Volvamos al Puerto. Al lado de Palací, en una sala de reuniones de la segunda planta del edificio portuario, el subdirector general Manuel Guerra, 67 años, toda una vida dedicada a él. “Soy ingeniero, necesito mapas para explicarme”, comenta Guerra. Una vieja fotografía de la ciudad tamaño A-1, datada a principios de milenio, permite comprobar el trazado geográfico de la ciudad. “No está el Ágora”, apunta Kike Taberner. “Debe ser de 2000”, conviene Guerra. “Por aquí viene el río del Turia, aquí se desvía, y ésta es la desembocadura”, señala a la boca del Plan Sur. ¿Y la desembocadura anterior, la que fue la salida al mar del Turia hasta la llegada del Plan Sur en los años 60? “Esto no es un río, ni es un cauce para nada”, insiste.
El actual tapón de lo que fue la desembocadura, la rotonda que se quiere retirar unos metros, se concluyó en 2004, según recuerda Moltó. Ese mismo año el barrio sufrió inundaciones. El Puerto encargó estudios universitarios que demostraban que ellos no tenían la culpa, pero los vecinos miraban al Gran Hermano con aprensión. No les creían. Guerra insiste en que no puede ser culpa del Puerto. Dibuja en la libreta. A la izquierda, Nazaret; en el medio, lo que fue río y ahora no lo es; y a la derecha el Puerto. “El Puerto está a menos altura”, dice.
Desde el tejado de las oficinas portuarias se ve perfectamente esa manga de tierra que fue en su día río. Enfrente, en la margen contraria, el Polideportivo de Nazaret, las casas de la calle Mayor, el paseo inconcluso que termina a los pies del Puente de Astilleros. “Parece un río pero no lo es”, insiste Guerra. Más arriba, la zona pendiente de urbanizar del jardín del Turia, ese río de final amargo, difícil, cuya desembocadura ha sido un enemigo íntimo, un peligro. Y, como una cicatriz de una pelea barriobajera, el circuito de Fórmula 1. El Puerto domina esos terrenos. Los edificios más relevantes están vinculados a él. Las oficinas de MSC ya son un tótem identificable. No son poblados marítimos; ahora son terrenos portuarios. “València era una ciudad fluvial, marítima y en menor medida portuaria; ahora es una ciudad portuaria, marítima y nada fluvial”, sintetiza Moltó.
Tras el convenio firmado por el Puerto de València y el Ayuntamiento, parte de estos terrenos donde hubo una vez un río se transformarán en un gran parque de 195.600 metros cuadrados que se llamará, cómo no, Parque de la Desembocadura, aunque no desemboque en nada.
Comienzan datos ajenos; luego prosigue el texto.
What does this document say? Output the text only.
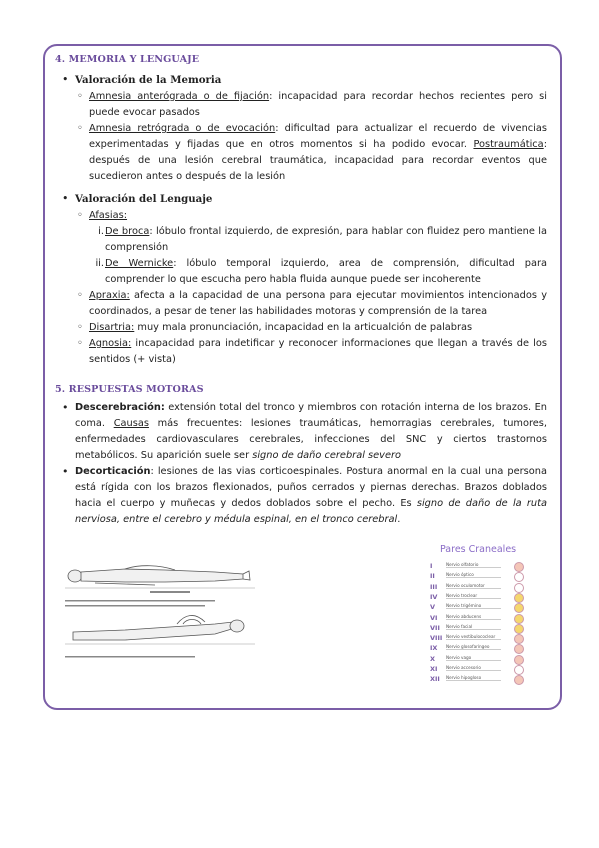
4. MEMORIA Y LENGUAJE
• Valoración de la Memoria
◦ Amnesia anterógrada o de fijación: incapacidad para recordar hechos recientes pero si puede evocar pasados
◦ Amnesia retrógrada o de evocación: dificultad para actualizar el recuerdo de vivencias experimentadas y fijadas que en otros momentos si ha podido evocar. Postraumática: después de una lesión cerebral traumática, incapacidad para recordar eventos que sucedieron antes o después de la lesión
• Valoración del Lenguaje
◦ Afasias:
i. De broca: lóbulo frontal izquierdo, de expresión, para hablar con fluidez pero mantiene la comprensión
ii. De Wernicke: lóbulo temporal izquierdo, area de comprensión, dificultad para comprender lo que escucha pero habla fluida aunque puede ser incoherente
◦ Apraxia: afecta a la capacidad de una persona para ejecutar movimientos intencionados y coordinados, a pesar de tener las habilidades motoras y comprensión de la tarea
◦ Disartria: muy mala pronunciación, incapacidad en la articualción de palabras
◦ Agnosia: incapacidad para indetificar y reconocer informaciones que llegan a través de los sentidos (+ vista)
5. RESPUESTAS MOTORAS
• Descerebración: extensión total del tronco y miembros con rotación interna de los brazos. En coma. Causas más frecuentes: lesiones traumáticas, hemorragias cerebrales, tumores, enfermedades cardiovasculares cerebrales, infecciones del SNC y ciertos trastornos metabólicos. Su aparición suele ser signo de daño cerebral severo
• Decorticación: lesiones de las vias corticoespinales. Postura anormal en la cual una persona está rígida con los brazos flexionados, puños cerrados y piernas derechas. Brazos doblados hacia el cuerpo y muñecas y dedos doblados sobre el pecho. Es signo de daño de la ruta nerviosa, entre el cerebro y médula espinal, en el tronco cerebral.
Pares Craneales
I	Nervio olfatorio
II	Nervio óptico
III Nervio oculomotor
IV Nervio troclear
V	Nervio trigémino
VI Nervio abducens
VII Nervio facial
VIII Nervio vestibulococlear
IX Nervio glosofaríngeo
X	Nervio vago
XI Nervio accesorio
XII Nervio hipogloso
De ellos, más de la mitad, 87.998 metros cuadrados, se dedicarán a espacio deportivo. Todo apunta a que allí instalará el Levante su ciudad deportiva. Pero los vecinos quieren un poco más, quieren que el Puerto abra el cauce, cree una nueva desembocadura y haga honor al nombre del parque. Es sólo quitar unos kilómetros de asfalto. No será la desembocadura original, perdida hace siglos; no será la oficial, inaugurada en los años 60 con el Plan Sur; será la desembocadura perfecta de la València que nunca fue, la postal idílica, convirtiéndola en una zona de recreo deportivo, con espacio para remo, deportes acuáticos; el final feliz a una historia de amor tortuosa. Como apunta Moltó, “tampoco cuesta tanto”.